Dans la réponse de son conseil du 28 avril 2017, la société Sonova France a fait état de la diminution progressive du volume des prestations réalisées par la société Mindid depuis 2015 laissant indubitablement présager la fin des relations commerciales et a soutenu que, dès lors, la rupture ne présentait aucun caractère de brutalité.

C'est en cet état que le 20 mars 2018 la société Mindid a assigné la société Sonova devant le tribunal de commerce de Lyon pour lui demander paiement de la somme de 77 751 en réparation du préjudice résultant de la rupture brutale de la relation commerciale établie.

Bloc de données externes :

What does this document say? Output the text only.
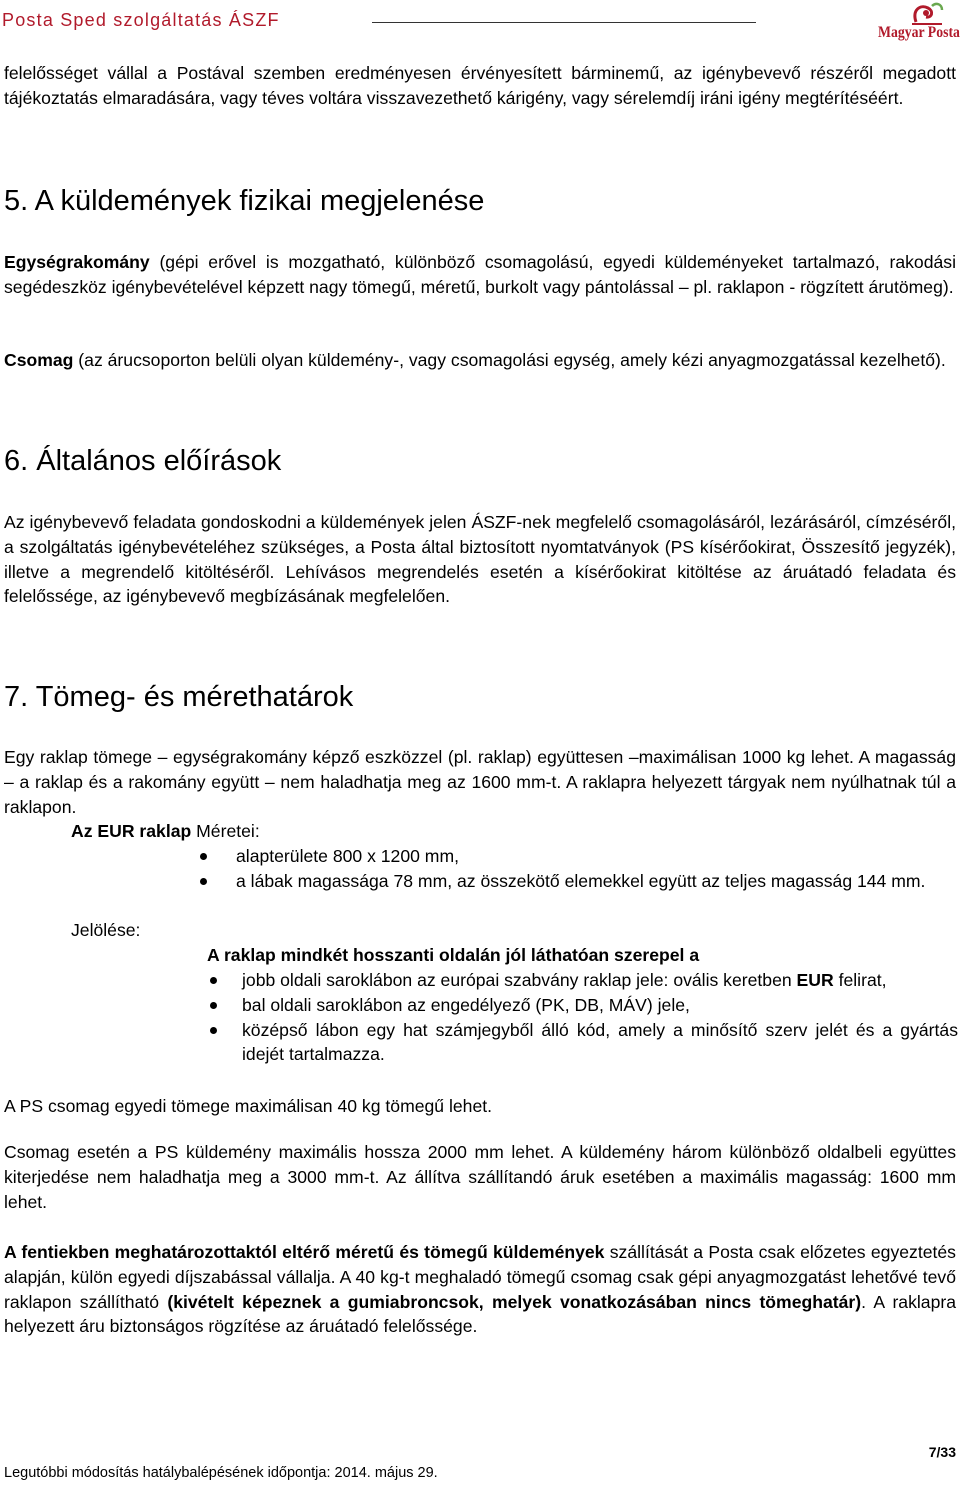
Posta Sped szolgáltatás ÁSZF
Magyar Posta

felelősséget vállal a Postával szemben eredményesen érvényesített bárminemű, az igénybevevő részéről megadott tájékoztatás elmaradására, vagy téves voltára visszavezethető kárigény, vagy sérelemdíj iráni igény megtérítéséért.

5. A küldemények fizikai megjelenése

Egységrakomány (gépi erővel is mozgatható, különböző csomagolású, egyedi küldeményeket tartalmazó, rakodási segédeszköz igénybevételével képzett nagy tömegű, méretű, burkolt vagy pántolással – pl. raklapon - rögzített árutömeg).

Csomag (az árucsoporton belüli olyan küldemény-, vagy csomagolási egység, amely kézi anyagmozgatással kezelhető).

6. Általános előírások

Az igénybevevő feladata gondoskodni a küldemények jelen ÁSZF-nek megfelelő csomagolásáról, lezárásáról, címzéséről, a szolgáltatás igénybevételéhez szükséges, a Posta által biztosított nyomtatványok (PS kísérőokirat, Összesítő jegyzék), illetve a megrendelő kitöltéséről. Lehívásos megrendelés esetén a kísérőokirat kitöltése az áruátadó feladata és felelőssége, az igénybevevő megbízásának megfelelően.

7. Tömeg- és mérethatárok

Egy raklap tömege – egységrakomány képző eszközzel (pl. raklap) együttesen –maximálisan 1000 kg lehet. A magasság – a raklap és a rakomány együtt – nem haladhatja meg az 1600 mm-t. A raklapra helyezett tárgyak nem nyúlhatnak túl a raklapon.

Az EUR raklap Méretei:

alapterülete 800 x 1200 mm,
a lábak magassága 78 mm, az összekötő elemekkel együtt az teljes magasság 144 mm.

Jelölése:

A raklap mindkét hosszanti oldalán jól láthatóan szerepel a

jobb oldali saroklábon az európai szabvány raklap jele: ovális keretben EUR felirat,
bal oldali saroklábon az engedélyező (PK, DB, MÁV) jele,
középső lábon egy hat számjegyből álló kód, amely a minősítő szerv jelét és a gyártás idejét tartalmazza.

A PS csomag egyedi tömege maximálisan 40 kg tömegű lehet.

Csomag esetén a PS küldemény maximális hossza 2000 mm lehet. A küldemény három különböző oldalbeli együttes kiterjedése nem haladhatja meg a 3000 mm-t. Az állítva szállítandó áruk esetében a maximális magasság: 1600 mm lehet.

A fentiekben meghatározottaktól eltérő méretű és tömegű küldemények szállítását a Posta csak előzetes egyeztetés alapján, külön egyedi díjszabással vállalja. A 40 kg-t meghaladó tömegű csomag csak gépi anyagmozgatást lehetővé tevő raklapon szállítható (kivételt képeznek a gumiabroncsok, melyek vonatkozásában nincs tömeghatár). A raklapra helyezett áru biztonságos rögzítése az áruátadó felelőssége.

7/33
Legutóbbi módosítás hatálybalépésének időpontja: 2014. május 29.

Par le jugement déféré, le tribunal a débouté la société Mindid de sa demande aux motifs :

- que les quelques contrats ponctuels de communication, étalés sur une période de plusieurs années, sans accord cadre ni garantie de chiffre d'affaires ou engagement d'exclusivité, ne constituaient pas des relations commerciales établies au sens de l'article L. 442-6 du code de commerce,

- qu'en remettant en cause, dans des proportions non conformes à l'économie du contrat (hausse de 50 % du prix), les conditions économiques de celui-ci, la société Mindid a souhaité qu'il soit mis fin aux relations commerciales,

- qu'en négociant les conditions tarifaires depuis 2013, la société Mindid ne peut prétendre que la relation commerciale était stable, du fait qu'elle était soumise à son acceptation.

Sur la rupture des relations

Pour s'opposer à la demande de la société Mindid, la société Sonova France soutient d'abord que les relations ne peuvent être qualifiées de relations commerciales établies au sens de l'article L. 442-6 du code de commerce ; elle invoque leur précarité en exposant :

- que l'essentiel des prestations confiées à la société Mindid faisait suite à un appel d'offres remporté en 2010, que la participation à un appel d'offres matérialise en soi le caractère aléatoire et non pérenne de leurs relations commerciales et que, dans le domaine de la communication les prestations sont systématiquement empruntes de précarité,

- qu'en dehors des prestations de studio PAO, elle n'a confié à la société Mindid que des missions exceptionnelles, à savoir :

De manière ponctuelle, la conception et l'impression de supports de communication pour des montants variables selon les exercices 2012/2013, 2013/2014 et 2014/2015, le développement d'outils de communication destinés à des audio praticiens, eux-mêmes clients de la société Mindid, le volume de ces prestations dépendant uniquement de l'intérêt de ces clients qui ont fait preuve de désintérêt, ce pourquoi elle a été obligée de mettre fin à la box Phonak et à l'offre Parrainage.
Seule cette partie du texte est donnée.